We talk a lot about leadership. We write about it, we sell courses on it, we put it in mission statements and keynote presentations. But leadership is not a personality type or a position on a team sheet. Leadership is a pattern of decisions made when no one is forcing you to make them. It’s what you do when the cost is real, and the reward is uncertain.
Catan was a captain. He wore the armband. But that didn’t make him act. What made him act was something older than rank and quieter than ambition. It was the refusal to walk past something suffering when he had the power to try.

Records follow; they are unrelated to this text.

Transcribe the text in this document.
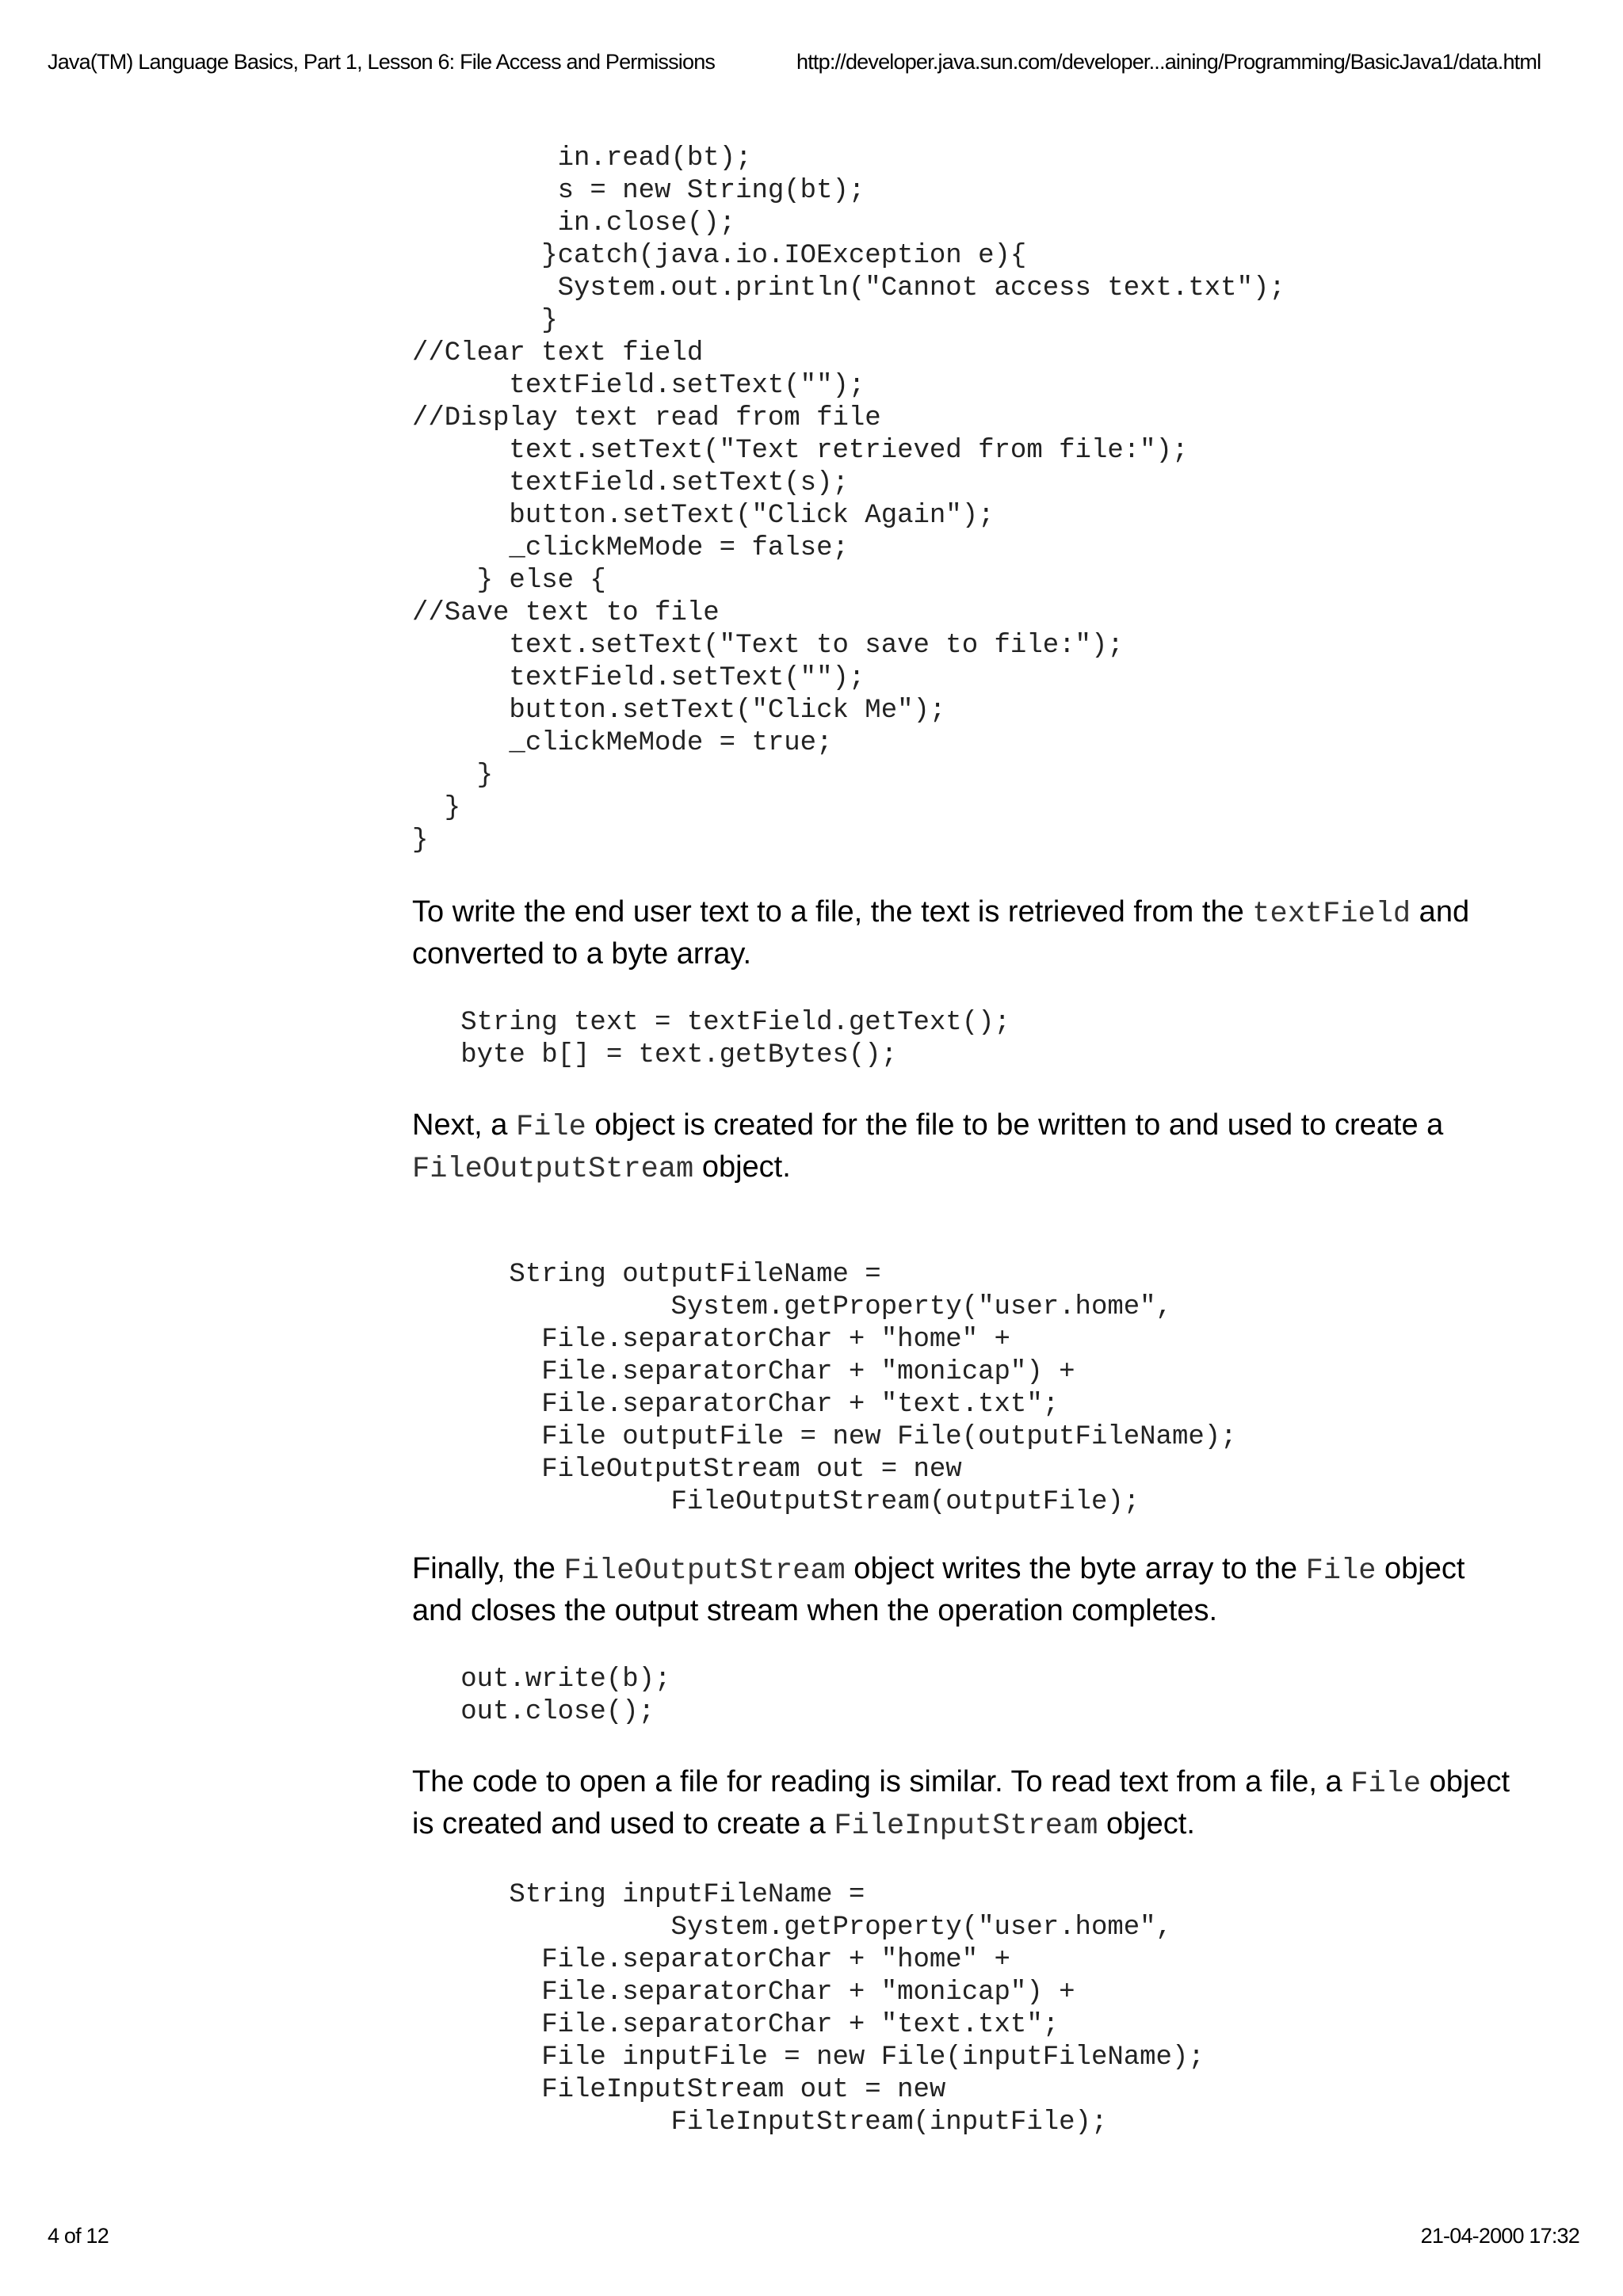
Java(TM) Language Basics, Part 1, Lesson 6: File Access and Permissions	http://developer.java.sun.com/developer...aining/Programming/BasicJava1/data.html
in.read(bt);
s = new String(bt);
in.close();
}catch(java.io.IOException e){
System.out.println("Cannot access text.txt");
}
//Clear text field
textField.setText("");
//Display text read from file
text.setText("Text retrieved from file:");
textField.setText(s);
button.setText("Click Again");
_clickMeMode = false;
} else {
//Save text to file
text.setText("Text to save to file:");
textField.setText("");
button.setText("Click Me");
_clickMeMode = true;
}
}
}

To write the end user text to a file, the text is retrieved from the textField and converted to a byte array.

String text = textField.getText();
byte b[] = text.getBytes();

Next, a File object is created for the file to be written to and used to create a FileOutputStream object.

String outputFileName =
System.getProperty("user.home",
File.separatorChar + "home" +
File.separatorChar + "monicap") +
File.separatorChar + "text.txt";
File outputFile = new File(outputFileName);
FileOutputStream out = new
FileOutputStream(outputFile);

Finally, the FileOutputStream object writes the byte array to the File object and closes the output stream when the operation completes.

out.write(b);
out.close();

The code to open a file for reading is similar. To read text from a file, a File object is created and used to create a FileInputStream object.

String inputFileName =
System.getProperty("user.home",
File.separatorChar + "home" +
File.separatorChar + "monicap") +
File.separatorChar + "text.txt";
File inputFile = new File(inputFileName);
FileInputStream out = new
FileInputStream(inputFile);
4 of 12	21-04-2000 17:32
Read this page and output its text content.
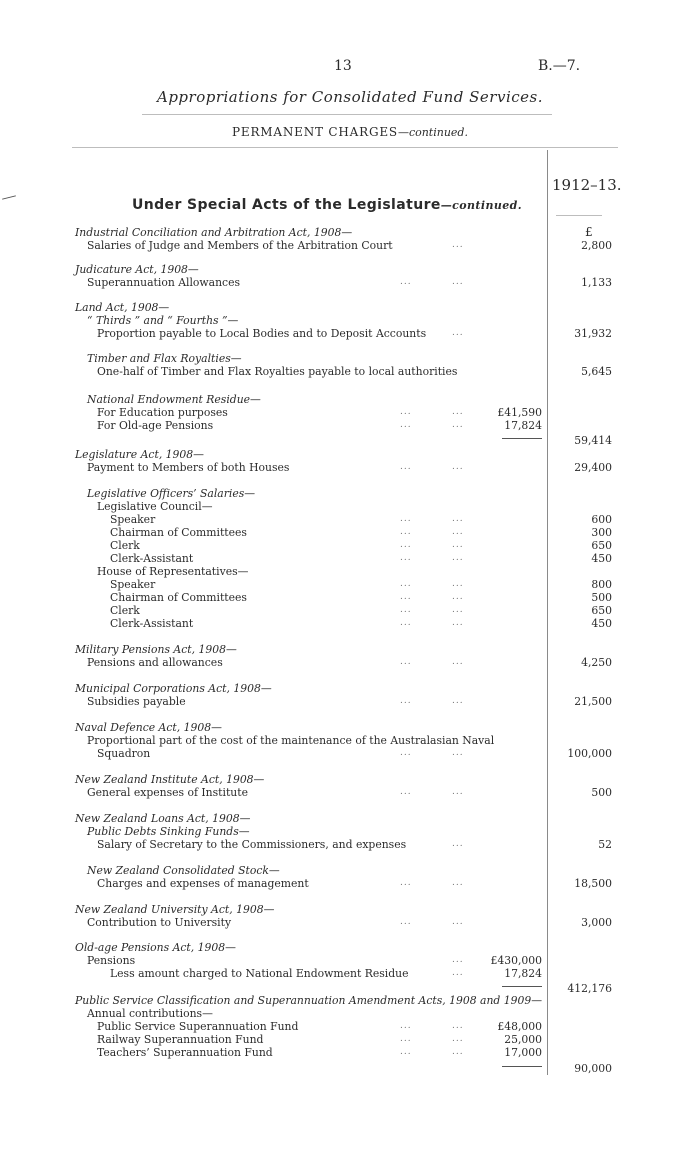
13	B.—7.
Appropriations for Consolidated Fund Services.
PERMANENT CHARGES—continued.
1912–13.
£
Under Special Acts of the Legislature—continued.
Industrial Conciliation and Arbitration Act, 1908—
Salaries of Judge and Members of the Arbitration Court	...	2,800
Judicature Act, 1908—
Superannuation Allowances	...	...	1,133
Land Act, 1908—
“ Thirds ” and “ Fourths ”—
Proportion payable to Local Bodies and to Deposit Accounts	...	31,932
Timber and Flax Royalties—
One-half of Timber and Flax Royalties payable to local authorities	5,645
National Endowment Residue—
For Education purposes	...	...	£41,590
For Old-age Pensions	...	...	17,824
59,414
Legislature Act, 1908—
Payment to Members of both Houses	...	...	29,400
Legislative Officers’ Salaries—
Legislative Council—
Speaker	...	...	600
Chairman of Committees	...	...	300
Clerk	...	...	650
Clerk-Assistant	...	...	450
House of Representatives—
Speaker	...	...	800
Chairman of Committees	...	...	500
Clerk	...	...	650
Clerk-Assistant	...	...	450
Military Pensions Act, 1908—
Pensions and allowances	...	...	4,250
Municipal Corporations Act, 1908—
Subsidies payable	...	...	21,500
Naval Defence Act, 1908—
Proportional part of the cost of the maintenance of the Australasian Naval
Squadron	...	...	100,000
New Zealand Institute Act, 1908—
General expenses of Institute	...	...	500
New Zealand Loans Act, 1908—
Public Debts Sinking Funds—
Salary of Secretary to the Commissioners, and expenses	...	52
New Zealand Consolidated Stock—
Charges and expenses of management	...	...	18,500
New Zealand University Act, 1908—
Contribution to University	...	...	3,000
Old-age Pensions Act, 1908—
Pensions	... £430,000
Less amount charged to National Endowment Residue	...	17,824
412,176
Public Service Classification and Superannuation Amendment Acts, 1908 and 1909—
Annual contributions—
Public Service Superannuation Fund	...	...	£48,000
Railway Superannuation Fund	...	...	25,000
Teachers’ Superannuation Fund	...	...	17,000
90,000
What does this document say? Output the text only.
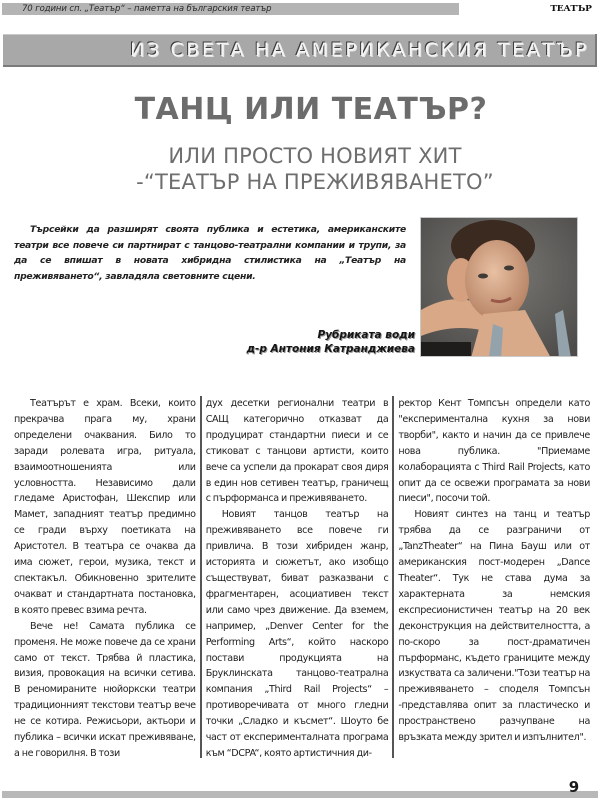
70 години сп. „Театър“ – паметта на българския театър	ТЕАТЪР
ИЗ СВЕТА НА АМЕРИКАНСКИЯ ТЕАТЪР
ТАНЦ ИЛИ ТЕАТЪР?
ИЛИ ПРОСТО НОВИЯТ ХИТ
-“ТЕАТЪР НА ПРЕЖИВЯВАНЕТО”

Търсейки да разширят своята публика и естетика, американските театри все повече си партнират с танцово-театрални компании и трупи, за да се впишат в новата хибридна стилистика на „Театър на преживяването“, завладяла световните сцени.

Рубриката води
д-р Антония Катранджиева

Театърът е храм. Всеки, които прекрачва прага му, храни определени очаквания. Било то заради ролевата игра, ритуала, взаимоотношенията или условността. Независимо дали гледаме Аристофан, Шекспир или Мамет, западният театър предимно се гради върху поетиката на Аристотел. В театъра се очаква да има сюжет, герои, музика, текст и спектакъл. Обикновенно зрителите очакват и стандартната постановка, в която превес взима речта.

Вече не! Самата публика се променя. Не може повече да се храни само от текст. Трябва й пластика, визия, провокация на всички сетива. В реномираните нюйоркски театри традиционният текстови театър вече не се котира. Режисьори, актьори и публика – всички искат преживяване, а не говорилня. В този

дух десетки регионални театри в САЩ категорично отказват да продуцират стандартни пиеси и се стиковат с танцови артисти, които вече са успели да прокарат своя диря в един нов сетивен театър, граничещ с пърформанса и преживяването.

Новият танцов театър на преживяването все повече ги привлича. В този хибриден жанр, историята и сюжетът, ако изобщо съществуват, биват разказвани с фрагментарен, асоциативен текст или само чрез движение. Да вземем, например, „Denver Center for the Performing Arts“, който наскоро постави продукцията на Бруклинската танцово-театрална компания „Third Rail Projects“ – противоречивата от много гледни точки „Сладко и късмет“. Шоуто бе част от експерименталната програма към “DCPA“, която артистичния ди-

ректор Кент Томпсън определи като "експериментална кухня за нови творби", както и начин да се привлече нова публика. "Приемаме колаборацията с Third Rail Projects, като опит да се освежи програмата за нови пиеси", посочи той.

Новият синтез на танц и театър трябва да се разграничи от „TanzTheater“ на Пина Бауш или от американския пост-модерен „Dance Theater“. Тук не става дума за характерната за немския експресионистичен театър на 20 век деконструкция на действителността, а по-скоро за пост-драматичен пърформанс, където границите между изкуствата са заличени."Този театър на преживяването – споделя Томпсън -представлява опит за пластическо и пространствено разчупване на връзката между зрител и изпълнител".

9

Compassion Has No Off-Season
We live in a world that rewards velocity. Move fast. Score fast. Win now. Rest later. Emotion is a liability in competition. Softness gets you cut from the squad. At least, that’s the story a lot of us have been told about what it takes to survive in high-stakes environments. Catan blew that story apart on a Tuesday afternoon in Zeytinburnu.
He was in the middle of the highest-pressure moment of his team’s season. A championship final. A moment that football players dream about and sacrifice for. And when a small life fell at his feet, he didn’t calculate. He didn’t weigh the optics. He didn’t ask if it was worth it. He just acted.
That kind of care doesn’t appear out of nowhere on a match day. It lives in you before the cameras show up. You either build it or you don’t. You either practice seeing the lives around you as worth protecting, or you train yourself over the years to look through them toward your own objectives. Catan had clearly been building something long before that seagull fell. What are you building?
Right now, in your daily life, far from any pitch or stadium or moment of obvious heroism, what are you building? Are you growing the kind of person who stops? Who notices? Who kneels in the middle of something important to tend to something small?
Because the seagull in your life won’t always be a seagull. Sometimes it will be a colleague who’s barely holding it together. Sometimes it will be a friend who texts you something vague at midnight. Sometimes it will be a stranger on a bus who looks like they’ve been crying for a long time. And in those moments, like Catan in that match, you’ll have a fraction of a second to decide who you are.
Nobody wins a championship every season. Most seasons end in loss. Most of us carry far more defeats than victories, if we’re counting honestly. But the moments that stick, the ones that travel across continents in news feeds and sit in the chest of people who will never watch an Istanbul amateur league match again, are not the moments we won. They’re the moments we chose to be human. Catan lost a match and saved a life. One of those things will be forgotten by next season. Ask yourself which one.